Proposed home directory architecture, configuration and management - project notes

From techdocs
Jump to navigation Jump to search

Preliminary

  • Don't over-engineer
  • Don't over-provision
  • Don't require live VM migration capability (i.e. migration while the VM is running)
  • Build in to the design the ability to expand performance and capacity as required
  • Expansion to be based on historical, monitored performance and on available support capabilities
  • No disk quotas initially
  • Plan for an initial 100 users (to be selected by Andrew). 50 on Ceph storage. 50 on AWS Storage Gateway storage

Design

  • Two 1TB volumes for home directories - one in Ceph, and one in AWS (Storage Gateway). Assign each one its own IP address in hostlist.csv
  • Two virtual AWS Storage Gateways. The local, physical SSD cache storage attached to the AWS Storage Gateways must exceed the size of the volumes being made available by them via iSCSI, otherwise the Gateways will be continually fetching data from AWS' S3 and there's a dollar cost to doing this
  • Consider (only) how to implement a Linux VM in the storage/compute cluster which makes Ceph storage available as iSCSI devices to other hosts as: a) an alternative to AWS Storage Gateway, b) might have reduced latency or faster speed, and c) obviates the need for storage clients to have the Ceph libraries installed. Would need future implementation and testing
  • Two virtual NFS servers (without local home directory storage)
  • All VM's in storage/compute cluster
  • If learning libvirt is an obstacle, don't use it initially and leave it as "an exercise for later"
  • Design and implement useful metrics.

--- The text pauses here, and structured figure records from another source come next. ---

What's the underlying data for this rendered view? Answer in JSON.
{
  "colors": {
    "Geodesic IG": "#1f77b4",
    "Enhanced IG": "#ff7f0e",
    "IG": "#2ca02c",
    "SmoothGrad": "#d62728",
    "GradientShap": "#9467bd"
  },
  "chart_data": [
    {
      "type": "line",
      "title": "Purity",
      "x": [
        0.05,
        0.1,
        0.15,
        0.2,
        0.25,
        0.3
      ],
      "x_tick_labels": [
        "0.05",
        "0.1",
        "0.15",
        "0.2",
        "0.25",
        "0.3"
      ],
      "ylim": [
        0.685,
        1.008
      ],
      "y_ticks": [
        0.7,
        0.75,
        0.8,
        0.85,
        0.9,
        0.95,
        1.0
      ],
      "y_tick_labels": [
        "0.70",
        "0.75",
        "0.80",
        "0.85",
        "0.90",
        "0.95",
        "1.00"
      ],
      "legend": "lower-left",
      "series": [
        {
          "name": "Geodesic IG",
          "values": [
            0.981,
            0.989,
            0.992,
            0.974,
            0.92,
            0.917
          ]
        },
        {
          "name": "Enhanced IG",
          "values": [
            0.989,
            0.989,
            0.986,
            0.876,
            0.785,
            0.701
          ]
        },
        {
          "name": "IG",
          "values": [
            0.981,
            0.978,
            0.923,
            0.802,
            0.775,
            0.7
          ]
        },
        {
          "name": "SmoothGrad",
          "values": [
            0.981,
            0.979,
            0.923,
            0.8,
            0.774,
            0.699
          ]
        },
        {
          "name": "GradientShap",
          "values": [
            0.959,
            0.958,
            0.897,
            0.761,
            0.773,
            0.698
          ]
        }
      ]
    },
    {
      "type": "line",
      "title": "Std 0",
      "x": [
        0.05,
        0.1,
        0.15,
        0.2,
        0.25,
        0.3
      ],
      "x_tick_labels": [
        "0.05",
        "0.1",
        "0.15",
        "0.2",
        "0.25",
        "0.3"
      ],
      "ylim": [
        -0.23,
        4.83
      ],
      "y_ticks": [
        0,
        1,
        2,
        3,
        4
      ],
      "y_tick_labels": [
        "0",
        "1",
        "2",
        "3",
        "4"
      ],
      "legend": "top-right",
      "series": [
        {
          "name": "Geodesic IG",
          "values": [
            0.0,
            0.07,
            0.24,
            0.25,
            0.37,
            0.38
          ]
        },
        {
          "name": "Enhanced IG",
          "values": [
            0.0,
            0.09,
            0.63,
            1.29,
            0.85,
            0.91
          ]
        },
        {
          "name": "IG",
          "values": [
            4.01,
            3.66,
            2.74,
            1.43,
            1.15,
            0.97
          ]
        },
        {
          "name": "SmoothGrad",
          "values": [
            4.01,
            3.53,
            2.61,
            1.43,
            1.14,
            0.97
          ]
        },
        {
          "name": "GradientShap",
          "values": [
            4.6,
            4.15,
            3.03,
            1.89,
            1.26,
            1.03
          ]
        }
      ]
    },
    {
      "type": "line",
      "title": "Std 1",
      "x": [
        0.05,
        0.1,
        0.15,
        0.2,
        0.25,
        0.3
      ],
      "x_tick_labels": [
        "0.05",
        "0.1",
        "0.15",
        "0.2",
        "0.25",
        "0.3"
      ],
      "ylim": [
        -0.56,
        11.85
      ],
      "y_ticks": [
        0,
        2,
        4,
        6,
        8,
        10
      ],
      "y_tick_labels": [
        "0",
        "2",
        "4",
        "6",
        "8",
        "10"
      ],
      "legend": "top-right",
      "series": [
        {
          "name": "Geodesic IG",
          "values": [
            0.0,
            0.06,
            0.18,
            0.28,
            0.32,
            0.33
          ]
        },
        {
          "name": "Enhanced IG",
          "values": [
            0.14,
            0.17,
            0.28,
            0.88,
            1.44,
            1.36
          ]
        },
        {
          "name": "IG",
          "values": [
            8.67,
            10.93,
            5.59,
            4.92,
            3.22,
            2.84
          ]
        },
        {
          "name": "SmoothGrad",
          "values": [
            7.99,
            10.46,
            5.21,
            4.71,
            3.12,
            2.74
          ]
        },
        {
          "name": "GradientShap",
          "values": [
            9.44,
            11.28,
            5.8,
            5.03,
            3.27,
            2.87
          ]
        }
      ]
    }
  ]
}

E.g., not just latency, but ways to measure speed, responsiveness and performance from a user's experience perspective
  • Consider if there might be obstacles to getting these home directories into the New World backup system

Monitoring and alarms

  • Implement meaningful alarms, warnings and alerts - Nagios - nw-syd-monitor1?
  • Implement historical volume activity[1], network interface traffic, CPU usage, memory usage and load-average records and graphs - nw-syd-monitor2
  • Extend SNMP daemon rather than use SSH to collect data

To learn AND DOCUMENT

  • iSCSI, iscsid (the daemon, managed by systemd), iscsiadm (the administration/management tool)
  • Building, attaching and detaching volumes of both types to an NFS server (ie., Linux host) without rebooting
  • Ceph (general configuration and operation)
  • AWS Storage Gateway (general configuration and operation)
  • Moving volumes (both types) between NFS servers, and between AWS Storage Gateways (as appropriate)
  • Using ip addr … to add/remove home directory volume IP addresses from NFS servers

Future considerations

Footnotes

  1. See rbd -p rbd perf image iostat and rbd -p rbd perf image iotop. Don't know about AWS Storage Gateway. Maybe SNMP?